Detroit’s has an extremely rich, but often misunderstood history. If you’re not from Detroit, you may think that Detroit’s history was all about the auto industry. However, you would be gravely wrong. Detroit’s rich history includes several noteworthy eras and events that should be shared, and Dominique Morisseau is one Detroit native who is setting the record straight through her historically themed, Detroit based plays.
Dominique is an actress and an award-winning playwright that has written several plays about the history of Detroit. She’s enlisted the help of actors such as Blair Underwood, Andre Holland (Selma), and Reuben Santiago-Hudson (Selma) to help her flawlessly bring her visions to life. Their work came together on the play, Paradise Blue, which “…was inspired by Paradise Valley, which was a real area in Detroit in the 1940s and 1950s,” Morisseau explained.

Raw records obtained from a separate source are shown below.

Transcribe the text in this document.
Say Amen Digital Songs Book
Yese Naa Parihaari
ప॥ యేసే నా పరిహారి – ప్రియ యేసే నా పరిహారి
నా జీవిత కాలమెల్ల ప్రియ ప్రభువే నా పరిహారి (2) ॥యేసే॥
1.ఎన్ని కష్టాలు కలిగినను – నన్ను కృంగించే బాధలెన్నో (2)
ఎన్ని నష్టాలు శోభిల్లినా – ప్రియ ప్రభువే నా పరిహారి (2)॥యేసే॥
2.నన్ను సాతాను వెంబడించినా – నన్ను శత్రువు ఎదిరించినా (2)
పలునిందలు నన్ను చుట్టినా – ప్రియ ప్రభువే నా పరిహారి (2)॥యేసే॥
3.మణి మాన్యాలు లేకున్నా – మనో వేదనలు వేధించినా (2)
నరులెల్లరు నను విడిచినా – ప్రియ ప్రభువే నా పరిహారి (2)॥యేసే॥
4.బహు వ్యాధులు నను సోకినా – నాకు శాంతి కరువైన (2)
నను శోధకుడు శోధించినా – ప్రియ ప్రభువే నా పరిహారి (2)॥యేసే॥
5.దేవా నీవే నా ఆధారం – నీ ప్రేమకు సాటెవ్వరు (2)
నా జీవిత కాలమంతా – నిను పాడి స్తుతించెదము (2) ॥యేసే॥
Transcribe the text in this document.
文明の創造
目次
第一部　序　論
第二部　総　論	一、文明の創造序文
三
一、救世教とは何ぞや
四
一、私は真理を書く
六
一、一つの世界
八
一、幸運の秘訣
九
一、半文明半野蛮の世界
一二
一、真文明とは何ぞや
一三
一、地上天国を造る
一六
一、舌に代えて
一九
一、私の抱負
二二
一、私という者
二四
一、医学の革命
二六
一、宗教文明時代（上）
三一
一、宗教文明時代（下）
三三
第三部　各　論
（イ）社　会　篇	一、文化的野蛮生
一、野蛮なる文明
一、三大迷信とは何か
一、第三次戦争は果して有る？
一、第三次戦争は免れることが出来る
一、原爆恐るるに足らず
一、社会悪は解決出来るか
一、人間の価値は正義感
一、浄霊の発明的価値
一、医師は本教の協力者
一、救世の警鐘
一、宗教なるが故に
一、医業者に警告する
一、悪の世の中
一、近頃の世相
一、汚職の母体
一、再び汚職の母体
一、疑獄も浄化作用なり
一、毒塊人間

Well, Dominique is back at shining a light on Detroit’s culturally rich history in her running play, Detroit ’67, which is playing in Detroit at the Detroit Symphony Orchestra (DSO) through Sunday, June 5. The play is set in 1967 Detroit, where Motown Music sets the backdrop for a basement-turned after-hours joint for a family to help them make ends meet. Drama finds its way to the family as they clash over much more than the “family business.” And as the drama starts to unfold, they also find themselves caught up in the middle of the ’67 uprising.

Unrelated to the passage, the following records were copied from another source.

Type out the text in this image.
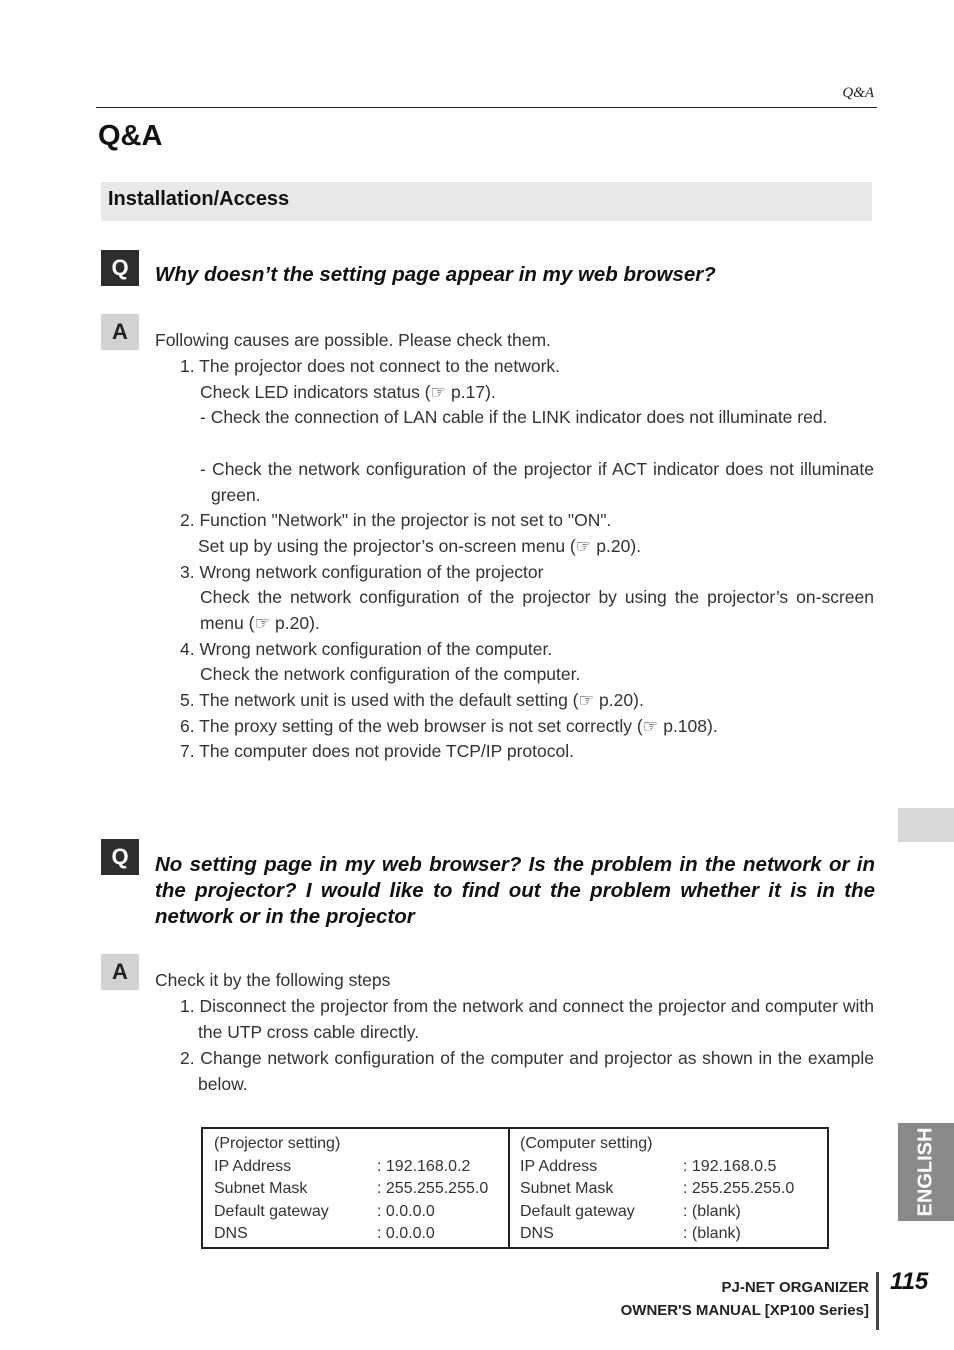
Q&A
Q&A
Installation/Access
Q	Why doesn’t the setting page appear in my web browser?
A	Following causes are possible. Please check them.
1. The projector does not connect to the network.
Check LED indicators status (☞ p.17).
- Check the connection of LAN cable if the LINK indicator does not illuminate red.
- Check the network configuration of the projector if ACT indicator does not illuminate green.
2. Function "Network" in the projector is not set to "ON".
Set up by using the projector’s on-screen menu (☞ p.20).
3. Wrong network configuration of the projector
Check the network configuration of the projector by using the projector’s on-screen menu (☞ p.20).
4. Wrong network configuration of the computer.
Check the network configuration of the computer.
5. The network unit is used with the default setting (☞ p.20).
6. The proxy setting of the web browser is not set correctly (☞ p.108).
7. The computer does not provide TCP/IP protocol.
Q	No setting page in my web browser? Is the problem in the network or in the projector? I would like to find out the problem whether it is in the network or in the projector
A	Check it by the following steps
1. Disconnect the projector from the network and connect the projector and computer with the UTP cross cable directly.
2. Change network configuration of the computer and projector as shown in the example below.
(Projector setting)
IP Address	: 192.168.0.2
Subnet Mask	: 255.255.255.0
Default gateway	: 0.0.0.0
DNS	: 0.0.0.0
(Computer setting)
IP Address	: 192.168.0.5
Subnet Mask	: 255.255.255.0
Default gateway	: (blank)
DNS	: (blank)
ENGLISH
PJ-NET ORGANIZER
OWNER'S MANUAL [XP100 Series]
115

Rolling out recently caught up with Dominique to get an exclusive on how she got involved with plays, and to discuss how she liked working with Blair Underwood. Check out her interview below, and let us know what you think. And be sure to check out her play Detroit ’67.
Tell us how you got involved with plays.
I got involved with plays when I was in college. I was there as an actress and I wasn’t getting a lot of work as an actress because they weren’t doing a lot of black work. So, I wrote. I started writing for myself and some of the other black actresses, and that’s how I got involved.
What inspired the play Paradise Blue?
Paradise Blue was inspired by Paradise Valley, which was a real area in Detroit in the 1940s and 1950s and I wanted to know about it. And then, I wanted to explore the jazz era because I knew that that was a big jazz heavy community. So, I was inspired by Miles Davis, Thelonious Monk, and all these really great jazz greats such as Duke Ellington, and I wanted to explore jazz bands. Blair Underwood is into that, so he signed on to do the play, along with Andre Holland and Reuben Santiago-Hudson signed on to direct it.
Speaking of Blair Underwood, how was it working with such top actors such as Blair and Andre Holland?
Fantastic, because they’re really amazing men. I know they’re “A-List” actors, but they’re really human beings, and they’re “A-List” people with “A” personalities, and that’s why I had a really great time working with them. They’re generous artists, they really give of themselves. They came here to Detroit for me because I simply called them and asked if they could come to Detroit for me. That’s who they are. And they’re busy, busy artists. It speaks to their generosity.
How did you know that acting was something that you wanted to get into?
I knew I wanted to act since I was a little kid because I liked playing in front of the camera, and getting on the microphone. I watched the Cosby Show, and I wanted to be one of Rudy’s friends. So, I sort of knew it as a kid, and I started finding my way. I went to Bates Academy (Detroit Public School) when I was in elementary school and I had teachers there that kind of helped to shape me as a young actress there. And then, Ms. McCormick (Cass Technical High School Drama Teacher) helped to push me further in high school.
Speaking of being a young actress, what advice would you give other actors?
I would tell them to find a program that would allow them to exercise and flex that acting muscle. There are a lot of programs in Detroit right now. There are a lot of programs, not just at Wayne State University, but there are a lot of youth programs, like Mosaic Youth Theater is one example. I would tell them to get involved at a very young age and to find a program that would help them hone their craft. And then I would tell them to get around other acting mentors to help them get further along in their efforts.